Terrier Features

Below, you can find a succinct list of features offered by Terrier.

Indexing support for common desktop file formats, and for commonly used TREC research collections (e.g. TREC CDs 1-5, WT2G, WT10G, GOV, GOV2, Blogs06).
Many document weighting models, such as many parameter-free Divergence from Randomness weighting models, Okapi BM25 and language modelling.
Conventional query language supported, including phrases, and terms occurring in tags.
Handling full-text indexing of large-scale document collections, in a centralised architecture to at least 25 million documents, and using the Hadoop Map Reduce distributed indexing scheme for even larger collections.
Modular and open indexing and querying APIs, to allow easy extension for your own applications and research.
Active Information Retrieval research fed into the Open Source platform.
Open Source (Mozilla Public Licence).
Written in cross-platform Java - works on Windows, Mac OS X, Linux and Unix.
Large user-base over 4 years of public release.

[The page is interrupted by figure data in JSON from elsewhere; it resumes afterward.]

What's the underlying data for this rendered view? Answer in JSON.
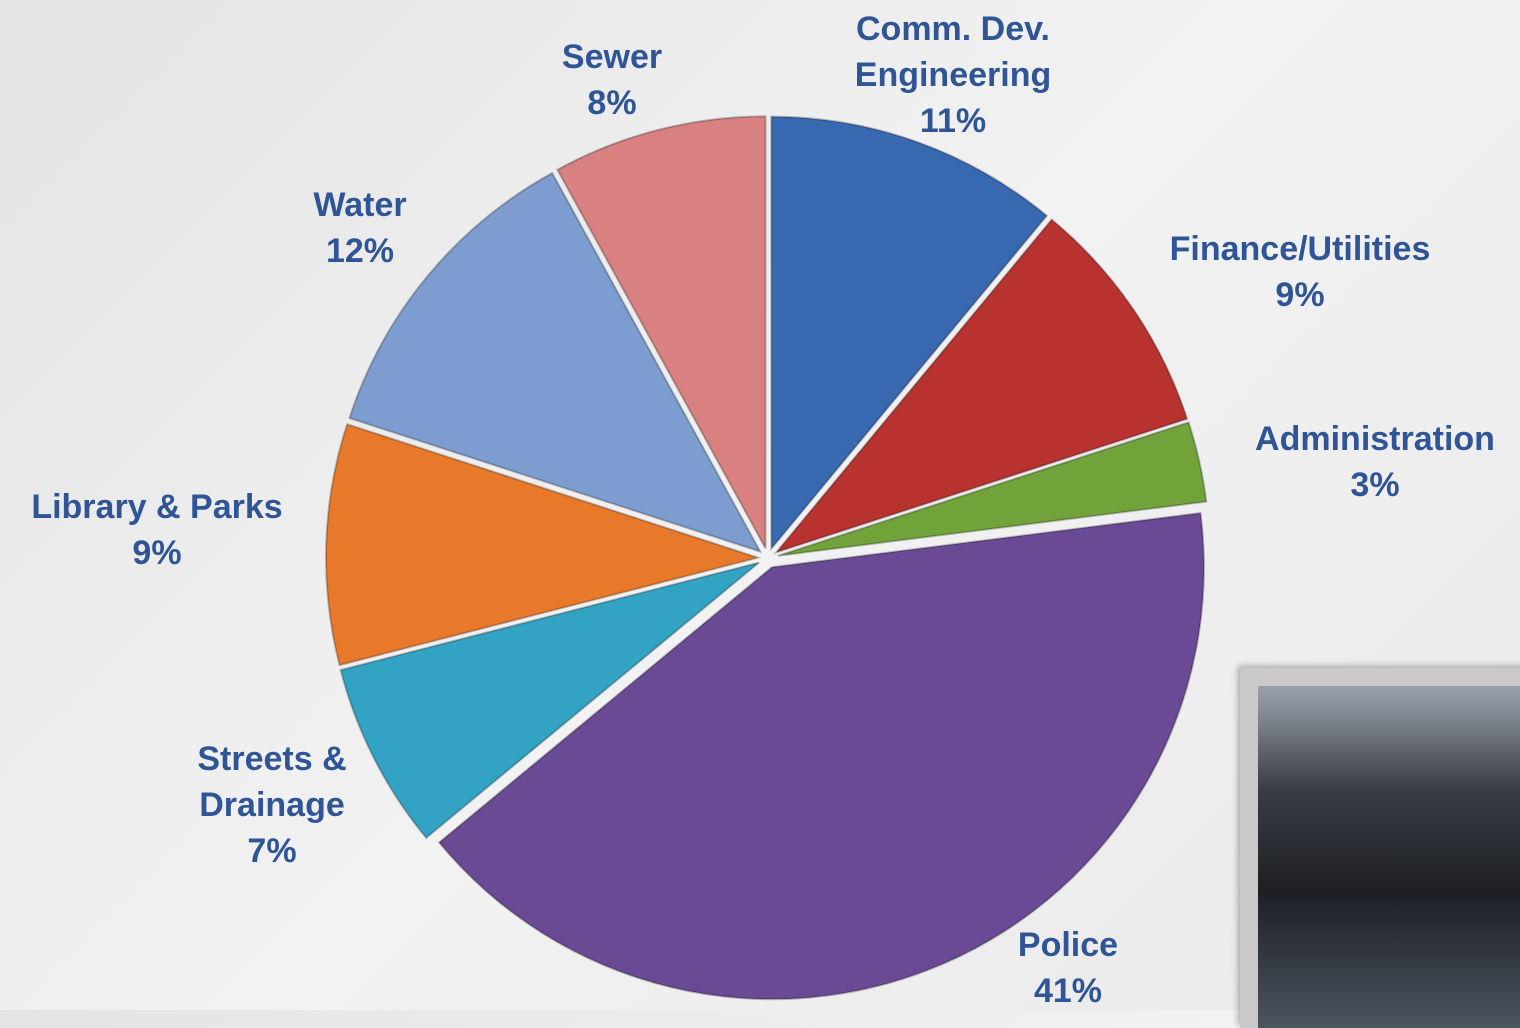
{
  "chart_data": {
    "type": "pie",
    "categories": [
      "Comm. Dev. Engineering",
      "Finance/Utilities",
      "Administration",
      "Police",
      "Streets & Drainage",
      "Library & Parks",
      "Water",
      "Sewer"
    ],
    "values": [
      11,
      9,
      3,
      41,
      7,
      9,
      12,
      8
    ],
    "value_labels": [
      "11%",
      "9%",
      "3%",
      "41%",
      "7%",
      "9%",
      "12%",
      "8%"
    ],
    "colors": [
      "#3768b0",
      "#b8322f",
      "#72a33a",
      "#6a4a94",
      "#33a3c4",
      "#e8792a",
      "#7d9dd0",
      "#d98080"
    ]
  }
}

Out-of-the box indexing of tagged document collections, such as the TREC test collections.
Out-of-the box indexing for documents of various formats, such as HTML, PDF, or Microsoft Word, Excel and PowerPoint files.
Out-of-the box support for distributed indexing in a Hadoop Map Reduce setting.
Indexing of field information, such as TITLE, H1, HTML tags information
Indexing of position information on a word, or a block (e.g. a window of terms within a distance) level.
Support for various encodings of documents (UTF), to facilitate multi-lingual retrieval.
Support for fetching files to index by HTTP, allowing intranets to be easily searched.
Highly compressed index disk data structures.
Highly compressed direct file for efficient query expansion.
Alternative faster single-pass indexing.
Various stemming techniques supported, including the Snowball stemmer for European languages.

Provides standard querying facilities, as well as Query Expansion (pseudo-relevance feedback)
Can be applied in interactive applications, such as the included Desktop Search, or in a batch setting for research & experimentation.
Provides many standard document weighting models, including up to 126 Divergence From Randomness (DFR) document ranking models, and other models such as Okapi BM25, language modelling and TF-IDF. The new DFRee DFR weighting model is also included, which provides robust performance on a range of test collections without the need for any parameter tuning or training.
Advanced query language that supports Boolean operators, +/- operators, phrase and proximity search, and fields.
Provides a number of parameter-free DFR term weighting models for automatic query expansion, in addition to Rocchio's query expansion.
Flexible processing of terms through a pipeline of components, such as stop-words removers and stemmers.

Handles all currently available TREC test collections - see TREC Experimentation Examples for examples and known settings.
Easily scriptable to evaluate many parameter settings, or many weighting models in batch form.
In-built evaluation tools for use with TREC ad-hoc and known-item search retrieval results, to produce various Precision and Recall measures.